En donnant le modèle d'une autre prière qu'il veut qu'on lui adresse, il la commence par ces mots :
Lucifer, qui avez formé cette belle harmonie qui unit ensemble toutes les parties de l’univers, sage démon, etc.
Il se condamne donc lui-même par sa propre bouche, et demeurant d'accord qu'il est ce fameux rebelle,2 qui dès le commencement du monde se révolta contre son créateur, il est en même temps contraint d'avouer qu'il mérite la peine qui est due à son crime. C'est ce qu'il confesse nettement dans un autre de ses oracles.
Les démons qui habitent sur la terre, et ceux qui parcourent les campagnes liquides, gémissent sous la pesanteur des coups que le bras de Dieu fait tomber sur eux sans relâche.

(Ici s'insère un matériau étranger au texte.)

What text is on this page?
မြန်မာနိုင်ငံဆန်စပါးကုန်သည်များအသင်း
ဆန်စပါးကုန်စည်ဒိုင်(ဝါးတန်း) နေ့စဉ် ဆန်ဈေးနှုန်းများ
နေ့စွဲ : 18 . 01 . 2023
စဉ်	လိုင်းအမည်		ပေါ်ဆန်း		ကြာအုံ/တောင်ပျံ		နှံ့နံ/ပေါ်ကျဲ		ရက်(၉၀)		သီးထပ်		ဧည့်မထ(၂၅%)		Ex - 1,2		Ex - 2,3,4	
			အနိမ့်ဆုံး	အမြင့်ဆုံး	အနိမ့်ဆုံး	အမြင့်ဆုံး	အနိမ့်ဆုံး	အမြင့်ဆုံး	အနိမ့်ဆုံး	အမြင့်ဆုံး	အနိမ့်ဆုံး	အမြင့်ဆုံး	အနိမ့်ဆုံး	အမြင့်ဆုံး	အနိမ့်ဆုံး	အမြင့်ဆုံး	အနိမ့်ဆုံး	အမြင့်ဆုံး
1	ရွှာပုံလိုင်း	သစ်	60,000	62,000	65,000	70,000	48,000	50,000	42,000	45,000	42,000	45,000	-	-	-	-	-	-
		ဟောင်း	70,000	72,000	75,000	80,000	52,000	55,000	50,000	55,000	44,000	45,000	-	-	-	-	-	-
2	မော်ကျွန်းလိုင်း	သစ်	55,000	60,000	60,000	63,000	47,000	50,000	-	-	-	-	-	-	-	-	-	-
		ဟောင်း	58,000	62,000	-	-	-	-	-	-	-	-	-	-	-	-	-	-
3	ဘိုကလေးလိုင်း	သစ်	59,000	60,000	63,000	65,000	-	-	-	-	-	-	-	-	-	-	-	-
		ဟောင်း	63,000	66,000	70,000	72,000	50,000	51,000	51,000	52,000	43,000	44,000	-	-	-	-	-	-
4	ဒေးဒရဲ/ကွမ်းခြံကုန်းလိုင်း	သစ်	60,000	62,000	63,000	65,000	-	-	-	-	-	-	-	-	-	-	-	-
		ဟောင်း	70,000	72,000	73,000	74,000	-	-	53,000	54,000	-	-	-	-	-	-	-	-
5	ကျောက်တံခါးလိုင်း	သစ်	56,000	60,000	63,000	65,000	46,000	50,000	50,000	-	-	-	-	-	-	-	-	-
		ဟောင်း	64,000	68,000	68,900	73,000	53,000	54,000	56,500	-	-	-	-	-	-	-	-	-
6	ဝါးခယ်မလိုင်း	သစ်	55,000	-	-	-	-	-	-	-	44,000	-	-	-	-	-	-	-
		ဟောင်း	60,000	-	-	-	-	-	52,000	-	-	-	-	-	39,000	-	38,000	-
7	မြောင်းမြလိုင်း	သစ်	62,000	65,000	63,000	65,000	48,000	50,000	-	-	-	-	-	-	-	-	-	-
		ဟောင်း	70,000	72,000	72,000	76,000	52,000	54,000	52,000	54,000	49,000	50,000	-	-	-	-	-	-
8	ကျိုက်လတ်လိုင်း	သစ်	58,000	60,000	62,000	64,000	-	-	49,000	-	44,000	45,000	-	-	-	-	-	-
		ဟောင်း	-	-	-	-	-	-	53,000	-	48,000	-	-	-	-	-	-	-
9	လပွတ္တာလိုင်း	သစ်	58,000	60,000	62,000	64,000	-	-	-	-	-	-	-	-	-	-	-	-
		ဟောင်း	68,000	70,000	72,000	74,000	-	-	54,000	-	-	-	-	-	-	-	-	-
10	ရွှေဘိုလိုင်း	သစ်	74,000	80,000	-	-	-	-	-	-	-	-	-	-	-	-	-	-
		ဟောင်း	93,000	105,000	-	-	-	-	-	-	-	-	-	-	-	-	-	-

Nous traiterons dans le second livre de ces deux espèces de démons. Il nous suffit pour le moment d'indiquer que lorsqu’Apollon se veut honorer lui-même et se placer dans le ciel de sa propre autorité, il nous apprend quel nom nous devons donner à ces substances spirituelles3 qui environnent le trône de Dieu.
Que les hommes ouvrent donc enfin les yeux, qu'ils renoncent à leurs anciennes erreurs, et que sortant des ténèbres d'un culte faux et profane, ils se laissent conduire, à la faveur d'une lumière plus pure, à la connaissance de leur Dieu, de leur Père. Mais qu'ils sachent que quelque efforts que fasse l'esprit humain, quelque élévation naturelle qu'il ait, de quelque pénétration qu'il se glorifie, il se trouvera toujours accablé de la puissance de Dieu lorsqu'il en voudra mesurer l'étendue, ébloui de sa majesté s'il la veut regarder trop fixement, et arrêté tout court s'il prétend s'élever jusqu'à la connaissance de son origine.